Firstly, this work investigated image-based and surrogate-based motion tracking methods using real-time golden-angle radial MRI to achieve real-time MRI guidance for interventions in organs affected by respiration (e.g., liver). Images with different temporal footprints were reconstructed from the same golden-angle radial MRI data stream to simultaneously enable image-based and surrogate-based tracking at 10 Hz. Phantom experiments confirmed that the median online tracking error of image-based tracking was lower than surrogate-based methods, however, with higher median system latency. This work proposed a new fusion-based respiratory motion prediction framework to combine the lower tracking error of image-based tracking with the lower latency of surrogate-based tracking. The fusion-based method was evaluated in retrospective studies using in vivo real-time free-breathing liver MRI. The motion prediction accuracy of the proposed framework achieved low-latency feedback with improved accuracy compared with image-based and surrogate-based methods.

Next, to develop an automatic needle tracking algorithm for MRI-guided interventions, this work adapted the Mask Region Proposal-Based Convolutional Neural Network (R-CNN) to localize the passive needle features on MRI. Mask R-CNN was adapted and trained to segment the needle feature using intra-procedural images from MRI-guided prostate biopsy cases and real-time images from MRI-guided needle insertion in ex vivo tissue. The segmentation masks were passed into a needle feature localization algorithm to extract the needle feature tip location and axis orientation. The proposed algorithm was evaluated on MR images from in vivo intra-procedural prostate biopsy cases and ex vivo real-time MRI experiments with a range of different conditions. It achieved pixel-level tracking accuracy in real time and has the potential to assist MRI-guided percutaneous interventions.

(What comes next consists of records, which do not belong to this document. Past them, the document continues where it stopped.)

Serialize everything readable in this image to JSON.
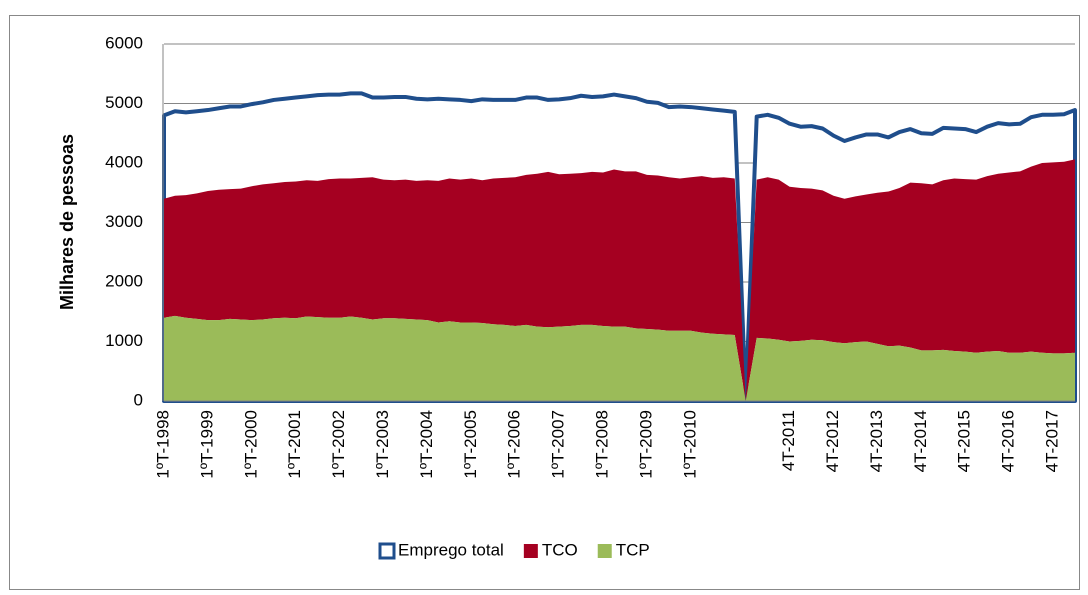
{
  "chart_data": {
    "type": "area",
    "y_label": "Milhares de pessoas",
    "categories": [
      "1ºT-1998",
      null,
      null,
      null,
      "1ºT-1999",
      null,
      null,
      null,
      "1ºT-2000",
      null,
      null,
      null,
      "1ºT-2001",
      null,
      null,
      null,
      "1ºT-2002",
      null,
      null,
      null,
      "1ºT-2003",
      null,
      null,
      null,
      "1ºT-2004",
      null,
      null,
      null,
      "1ºT-2005",
      null,
      null,
      null,
      "1ºT-2006",
      null,
      null,
      null,
      "1ºT-2007",
      null,
      null,
      null,
      "1ºT-2008",
      null,
      null,
      null,
      "1ºT-2009",
      null,
      null,
      null,
      "1ºT-2010",
      null,
      null,
      null,
      null,
      null,
      null,
      null,
      null,
      "4T-2011",
      null,
      null,
      null,
      "4T-2012",
      null,
      null,
      null,
      "4T-2013",
      null,
      null,
      null,
      "4T-2014",
      null,
      null,
      null,
      "4T-2015",
      null,
      null,
      null,
      "4T-2016",
      null,
      null,
      null,
      "4T-2017",
      null,
      null
    ],
    "series": [
      {
        "name": "Emprego total",
        "color": "#1f4e8c",
        "fill": "#ffffff",
        "stack": false,
        "values": [
          4800,
          4870,
          4850,
          4870,
          4890,
          4920,
          4950,
          4950,
          4990,
          5020,
          5060,
          5080,
          5100,
          5120,
          5140,
          5150,
          5150,
          5170,
          5170,
          5100,
          5100,
          5110,
          5110,
          5080,
          5070,
          5080,
          5070,
          5060,
          5040,
          5070,
          5060,
          5060,
          5060,
          5100,
          5100,
          5060,
          5070,
          5090,
          5130,
          5110,
          5120,
          5150,
          5120,
          5090,
          5030,
          5010,
          4940,
          4950,
          4940,
          4920,
          4900,
          4880,
          4860,
          0,
          4780,
          4810,
          4760,
          4660,
          4610,
          4620,
          4580,
          4460,
          4370,
          4430,
          4480,
          4480,
          4430,
          4520,
          4570,
          4500,
          4490,
          4590,
          4580,
          4570,
          4520,
          4610,
          4670,
          4650,
          4660,
          4770,
          4810,
          4810,
          4820,
          4890
        ]
      },
      {
        "name": "TCO",
        "color": "#a50021",
        "fill": "#a50021",
        "stack": true,
        "values": [
          2000,
          2020,
          2060,
          2110,
          2170,
          2190,
          2180,
          2200,
          2250,
          2270,
          2270,
          2280,
          2300,
          2290,
          2290,
          2330,
          2340,
          2320,
          2350,
          2390,
          2330,
          2320,
          2340,
          2330,
          2350,
          2380,
          2400,
          2400,
          2420,
          2400,
          2450,
          2470,
          2500,
          2520,
          2570,
          2610,
          2560,
          2560,
          2550,
          2570,
          2580,
          2640,
          2610,
          2640,
          2590,
          2590,
          2580,
          2560,
          2580,
          2630,
          2620,
          2640,
          2630,
          0,
          2660,
          2710,
          2690,
          2600,
          2570,
          2540,
          2520,
          2460,
          2430,
          2450,
          2470,
          2540,
          2600,
          2650,
          2770,
          2810,
          2790,
          2850,
          2900,
          2900,
          2910,
          2950,
          2980,
          3030,
          3050,
          3110,
          3190,
          3210,
          3220,
          3250
        ]
      },
      {
        "name": "TCP",
        "color": "#9bbb59",
        "fill": "#9bbb59",
        "stack": true,
        "values": [
          1400,
          1430,
          1400,
          1380,
          1360,
          1360,
          1380,
          1370,
          1360,
          1370,
          1390,
          1400,
          1390,
          1420,
          1410,
          1400,
          1400,
          1420,
          1400,
          1370,
          1390,
          1390,
          1380,
          1370,
          1360,
          1320,
          1340,
          1320,
          1320,
          1310,
          1290,
          1280,
          1260,
          1280,
          1250,
          1240,
          1250,
          1260,
          1280,
          1280,
          1260,
          1250,
          1250,
          1220,
          1210,
          1200,
          1180,
          1180,
          1180,
          1150,
          1130,
          1120,
          1110,
          0,
          1060,
          1050,
          1030,
          1000,
          1010,
          1030,
          1020,
          990,
          970,
          990,
          1000,
          960,
          920,
          930,
          900,
          850,
          850,
          860,
          840,
          830,
          810,
          830,
          840,
          810,
          810,
          830,
          810,
          800,
          800,
          810
        ]
      }
    ],
    "ylim": [
      0,
      6000
    ],
    "yticks": [
      0,
      1000,
      2000,
      3000,
      4000,
      5000,
      6000
    ],
    "grid": true,
    "legend": "bottom"
  }
}
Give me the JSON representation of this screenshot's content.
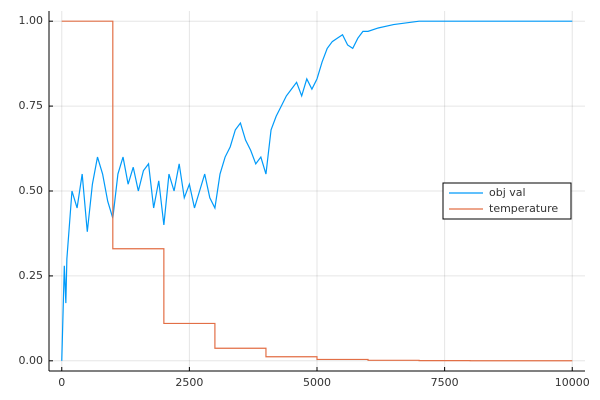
{
  "chart_data": {
    "type": "line",
    "xlim": [
      -250,
      10250
    ],
    "ylim": [
      -0.03,
      1.03
    ],
    "xticks": [
      0,
      2500,
      5000,
      7500,
      10000
    ],
    "yticks": [
      {
        "value": 0,
        "label": "0.00"
      },
      {
        "value": 0.25,
        "label": "0.25"
      },
      {
        "value": 0.5,
        "label": "0.50"
      },
      {
        "value": 0.75,
        "label": "0.75"
      },
      {
        "value": 1,
        "label": "1.00"
      }
    ],
    "grid": true,
    "legend": "right",
    "series": [
      {
        "name": "obj val",
        "color": "#009af9",
        "x": [
          0,
          50,
          80,
          100,
          200,
          300,
          400,
          500,
          600,
          700,
          800,
          900,
          1000,
          1100,
          1200,
          1300,
          1400,
          1500,
          1600,
          1700,
          1800,
          1900,
          2000,
          2100,
          2200,
          2300,
          2400,
          2500,
          2600,
          2700,
          2800,
          2900,
          3000,
          3100,
          3200,
          3300,
          3400,
          3500,
          3600,
          3700,
          3800,
          3900,
          4000,
          4100,
          4200,
          4300,
          4400,
          4500,
          4600,
          4700,
          4800,
          4900,
          5000,
          5100,
          5200,
          5300,
          5400,
          5500,
          5600,
          5700,
          5800,
          5900,
          6000,
          6200,
          6500,
          7000,
          8000,
          10000
        ],
        "values": [
          0,
          0.28,
          0.17,
          0.3,
          0.5,
          0.45,
          0.55,
          0.38,
          0.52,
          0.6,
          0.55,
          0.47,
          0.42,
          0.55,
          0.6,
          0.52,
          0.57,
          0.5,
          0.56,
          0.58,
          0.45,
          0.53,
          0.4,
          0.55,
          0.5,
          0.58,
          0.48,
          0.52,
          0.45,
          0.5,
          0.55,
          0.48,
          0.45,
          0.55,
          0.6,
          0.63,
          0.68,
          0.7,
          0.65,
          0.62,
          0.58,
          0.6,
          0.55,
          0.68,
          0.72,
          0.75,
          0.78,
          0.8,
          0.82,
          0.78,
          0.83,
          0.8,
          0.83,
          0.88,
          0.92,
          0.94,
          0.95,
          0.96,
          0.93,
          0.92,
          0.95,
          0.97,
          0.97,
          0.98,
          0.99,
          1.0,
          1.0,
          1.0
        ]
      },
      {
        "name": "temperature",
        "color": "#e26f46",
        "x": [
          0,
          1000,
          1000,
          2000,
          2000,
          3000,
          3000,
          4000,
          4000,
          5000,
          5000,
          6000,
          6000,
          7000,
          7000,
          8000,
          8000,
          10000
        ],
        "values": [
          1,
          1,
          0.33,
          0.33,
          0.11,
          0.11,
          0.037,
          0.037,
          0.012,
          0.012,
          0.004,
          0.004,
          0.0014,
          0.0014,
          0.0005,
          0.0005,
          0.0002,
          0.0002
        ]
      }
    ]
  }
}
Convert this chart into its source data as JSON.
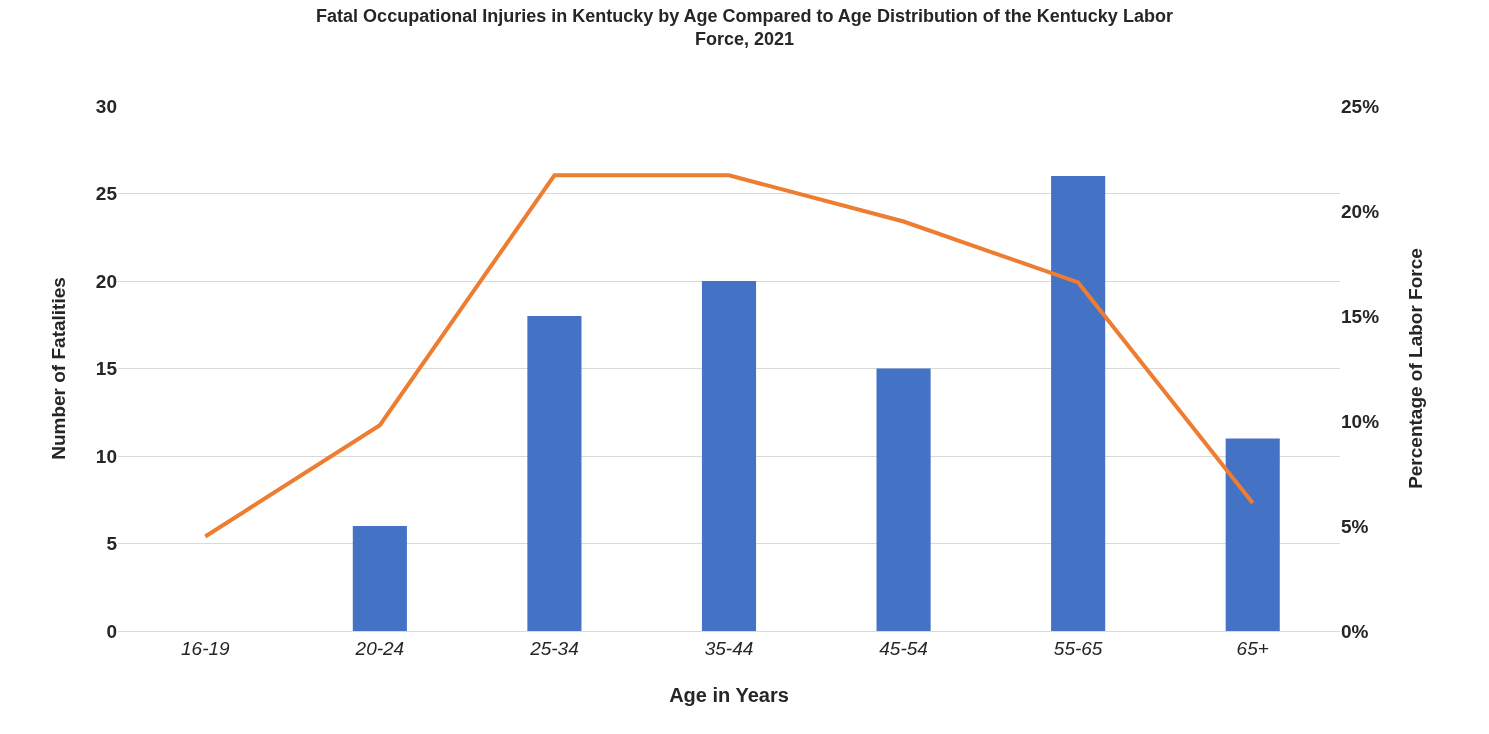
{
  "chart_data": {
    "type": "bar",
    "title": "Fatal Occupational Injuries in Kentucky by Age Compared to Age Distribution of the Kentucky Labor Force, 2021",
    "xlabel": "Age in Years",
    "ylabel": "Number of Fatalities",
    "y2label": "Percentage of Labor Force",
    "categories": [
      "16-19",
      "20-24",
      "25-34",
      "35-44",
      "45-54",
      "55-65",
      "65+"
    ],
    "series": [
      {
        "color": "#4472c4",
        "values": [
          0,
          6,
          18,
          20,
          15,
          26,
          11
        ]
      },
      {
        "type": "line",
        "axis": "y2",
        "color": "#ed7d31",
        "values": [
          4.5,
          9.8,
          21.7,
          21.7,
          19.5,
          16.6,
          6.1
        ]
      }
    ],
    "ylim": [
      0,
      30
    ],
    "yticks": [
      0,
      5,
      10,
      15,
      20,
      25,
      30
    ],
    "y2lim": [
      0,
      25
    ],
    "y2ticks": [
      {
        "value": 0,
        "label": "0%"
      },
      {
        "value": 5,
        "label": "5%"
      },
      {
        "value": 10,
        "label": "10%"
      },
      {
        "value": 15,
        "label": "15%"
      },
      {
        "value": 20,
        "label": "20%"
      },
      {
        "value": 25,
        "label": "25%"
      }
    ],
    "grid": "y",
    "legend": false,
    "marker": "none",
    "line_style": "solid"
  }
}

Lastly, to overcome in-plane and through-plane discrepancies between the needle feature position on MRI and the underlying physical needle position, this work developed a deep learning-based framework to automatically localize the physical needle position using single-slice and 3- slice MRI. The proposed framework consists of two Mask R-CNN stages. Physics-based simulations were performed to generate single-slice and 3-slice images with needle features from a range of underlying needle positions and MRI parameters to form datasets for training the single-slice and 3-slice physical needle Mask R-CNN models. Using the single-slice model, the proposed physics-driven Mask R-CNN framework achieved sub-millimeter physical needle localization accuracy on single-slice images aligned with the needle. The 3-slice model further reduced the through-plane physical needle localization error in situations where the imaging plane may be misaligned with the needle. Both frameworks can achieve physical needle localization in real time for interventional MRI.